What is an LLC?


LLC incorporation has become a very popular form of incorporation over the years. What is an LLC?

Wikipedia says an LLC is…

“A limited liability company (abbreviated L.L.C. or LLC) in the law of the vast majority of United States jurisdictions is a legal form of business company that provides limited liability to its owners. Often incorrectly called a “limited liability corporation” (instead of company), it is a hybrid business entity having certain characteristics of both a corporation and a partnership. The primary characteristic an LLC shares with a corporation is limited liability, and the primary characteristic it shares with a partnership is the availability of pass-through income taxation. It is often more flexible than a corporation and it is well-suited for companies with a single owner.”

Here’s another definition for LLC…

A limited liability company (LLC) offers protection from personal liability for business debts, just like a corporation. However, unlike a corporation, which must pay its own taxes, an LLC is a pass-through tax entity: The profits and losses of the business pass through to its owners, who report them on their personal tax returns just as they would if they owned a partnership or sole proprietorship. Moreover, while setting up an LLC is more difficult than creating a partnership or sole proprietorship, running one is significantly easier than running a corporation.

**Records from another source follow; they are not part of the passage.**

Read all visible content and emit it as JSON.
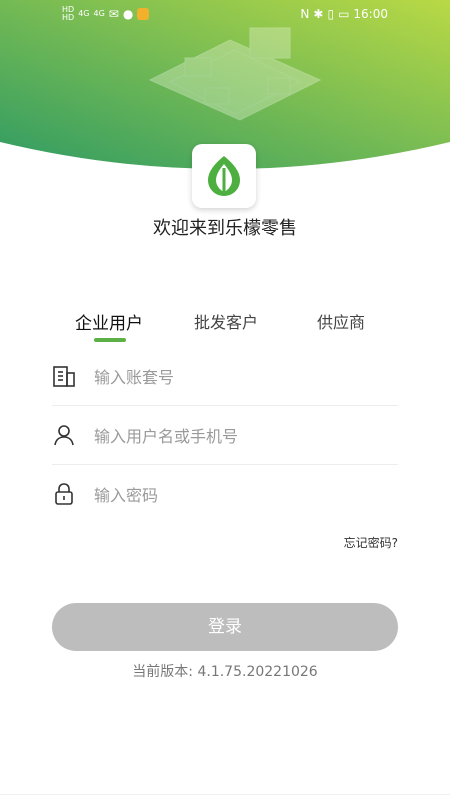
{
  "status_bar": {
    "left_mini_1": "HD",
    "left_mini_2": "HD",
    "signal_1": "4G",
    "signal_2": "4G",
    "time": "16:00",
    "colors": {
      "badge": "#f2b12d"
    }
  },
  "header": {
    "colors": {
      "gradient_start": "#2f9b63",
      "gradient_end": "#b9d945"
    }
  },
  "logo": {
    "name": "leaf-logo-icon"
  },
  "welcome": "欢迎来到乐檬零售",
  "tabs": [
    {
      "label": "企业用户",
      "active": true
    },
    {
      "label": "批发客户",
      "active": false
    },
    {
      "label": "供应商",
      "active": false
    }
  ],
  "form": {
    "account_set": {
      "placeholder": "输入账套号",
      "value": ""
    },
    "username": {
      "placeholder": "输入用户名或手机号",
      "value": ""
    },
    "password": {
      "placeholder": "输入密码",
      "value": ""
    }
  },
  "forgot_password": "忘记密码?",
  "login_button": "登录",
  "version": "当前版本: 4.1.75.20221026",
  "colors": {
    "accent_green": "#5bb145",
    "button_disabled": "#bdbdbd"
  }
}
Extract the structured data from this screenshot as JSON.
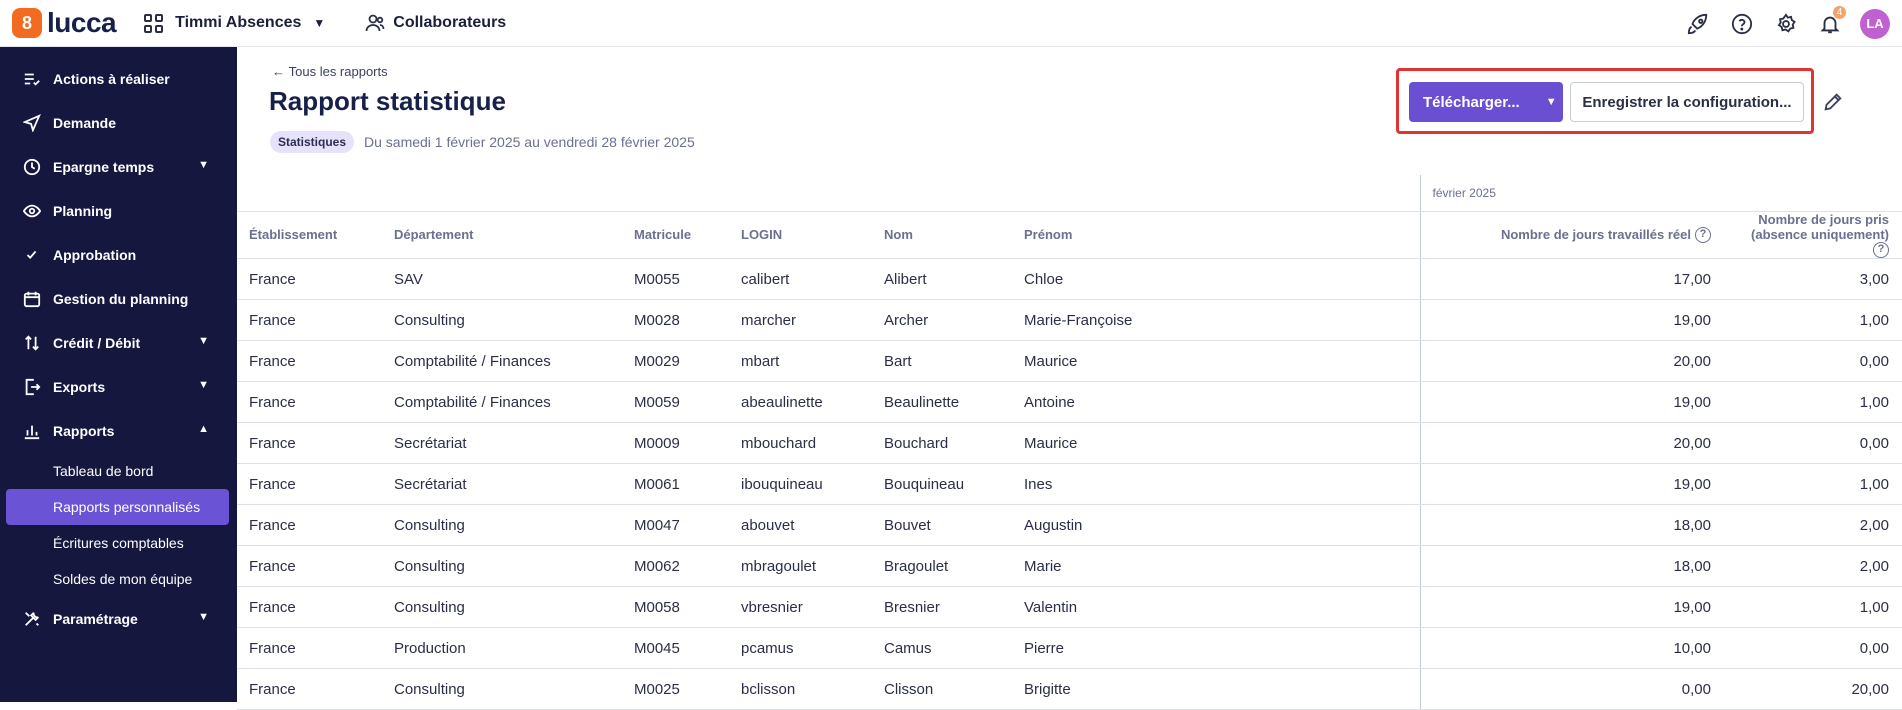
{
  "topbar": {
    "logo_text": "lucca",
    "app_name": "Timmi Absences",
    "collaborators_label": "Collaborateurs",
    "notifications_count": "4",
    "avatar_initials": "LA"
  },
  "sidebar": {
    "items": [
      {
        "label": "Actions à réaliser",
        "icon": "tasks-icon"
      },
      {
        "label": "Demande",
        "icon": "send-icon"
      },
      {
        "label": "Epargne temps",
        "icon": "clock-icon",
        "expandable": true
      },
      {
        "label": "Planning",
        "icon": "eye-icon"
      },
      {
        "label": "Approbation",
        "icon": "check-icon"
      },
      {
        "label": "Gestion du planning",
        "icon": "calendar-icon"
      },
      {
        "label": "Crédit / Débit",
        "icon": "swap-icon",
        "expandable": true
      },
      {
        "label": "Exports",
        "icon": "export-icon",
        "expandable": true
      },
      {
        "label": "Rapports",
        "icon": "chart-icon",
        "expanded": true
      }
    ],
    "subitems": [
      {
        "label": "Tableau de bord"
      },
      {
        "label": "Rapports personnalisés",
        "active": true
      },
      {
        "label": "Écritures comptables"
      },
      {
        "label": "Soldes de mon équipe"
      }
    ],
    "settings_label": "Paramétrage"
  },
  "header": {
    "back_label": "Tous les rapports",
    "title": "Rapport statistique",
    "tag": "Statistiques",
    "period": "Du samedi 1 février 2025 au vendredi 28 février 2025"
  },
  "actions": {
    "download_label": "Télécharger...",
    "save_label": "Enregistrer la configuration..."
  },
  "table": {
    "group_label": "février 2025",
    "columns": [
      "Établissement",
      "Département",
      "Matricule",
      "LOGIN",
      "Nom",
      "Prénom",
      "Nombre de jours travaillés réel",
      "Nombre de jours pris (absence uniquement)"
    ],
    "rows": [
      [
        "France",
        "SAV",
        "M0055",
        "calibert",
        "Alibert",
        "Chloe",
        "17,00",
        "3,00"
      ],
      [
        "France",
        "Consulting",
        "M0028",
        "marcher",
        "Archer",
        "Marie-Françoise",
        "19,00",
        "1,00"
      ],
      [
        "France",
        "Comptabilité / Finances",
        "M0029",
        "mbart",
        "Bart",
        "Maurice",
        "20,00",
        "0,00"
      ],
      [
        "France",
        "Comptabilité / Finances",
        "M0059",
        "abeaulinette",
        "Beaulinette",
        "Antoine",
        "19,00",
        "1,00"
      ],
      [
        "France",
        "Secrétariat",
        "M0009",
        "mbouchard",
        "Bouchard",
        "Maurice",
        "20,00",
        "0,00"
      ],
      [
        "France",
        "Secrétariat",
        "M0061",
        "ibouquineau",
        "Bouquineau",
        "Ines",
        "19,00",
        "1,00"
      ],
      [
        "France",
        "Consulting",
        "M0047",
        "abouvet",
        "Bouvet",
        "Augustin",
        "18,00",
        "2,00"
      ],
      [
        "France",
        "Consulting",
        "M0062",
        "mbragoulet",
        "Bragoulet",
        "Marie",
        "18,00",
        "2,00"
      ],
      [
        "France",
        "Consulting",
        "M0058",
        "vbresnier",
        "Bresnier",
        "Valentin",
        "19,00",
        "1,00"
      ],
      [
        "France",
        "Production",
        "M0045",
        "pcamus",
        "Camus",
        "Pierre",
        "10,00",
        "0,00"
      ],
      [
        "France",
        "Consulting",
        "M0025",
        "bclisson",
        "Clisson",
        "Brigitte",
        "0,00",
        "20,00"
      ]
    ]
  }
}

USLegal.com gives a comprehensive definition that sums it up…

The limited liability company or LLC is not a partnership or a corporation. It is a business structure that is a hybrid of a partnership and a corporation. Its owners are shielded from personal liability and all profits and losses pass directly to the owners without taxation of the entity itself. To form an LLC, articles of organization must be prepared and filed with the state and filing fees, initial franchise taxes, and other initial fees must be paid.

An LLC is owned by its members. They are analogous to partners in a partnership or shareholders in a corporation, depending on how the LLC is managed. A member will more closely resemble shareholders if the LLC utilizes a manager or managers, because then the members will not participate in management. If the LLC does not utilize managers, then the members will closely resemble partners because they will have a direct say in the decision making of the company. An LLC can have an unlimited number of members (owners) and non-US residents can be members of an LLC. LLCs are allowed to have subsidiaries without restriction and can be owned by another corporation. A corporation requires formalities, annual meetings of shareholders and directors are required each year and meeting minutes are required to be kept with the corporation’s records. LLCs are not required to hold such meeting; however, it is a good idea to document major decisions of the company.

While a corporation’s existence is perpetual, an LLC typically has a limited life span. Most states require that an LLC list a dissolution date in its articles of organization and certain events such as the death or withdrawal of a member can cause the LLC to dissolve. Also, typically the approval of the other members must be received to transfer shares in an LLC.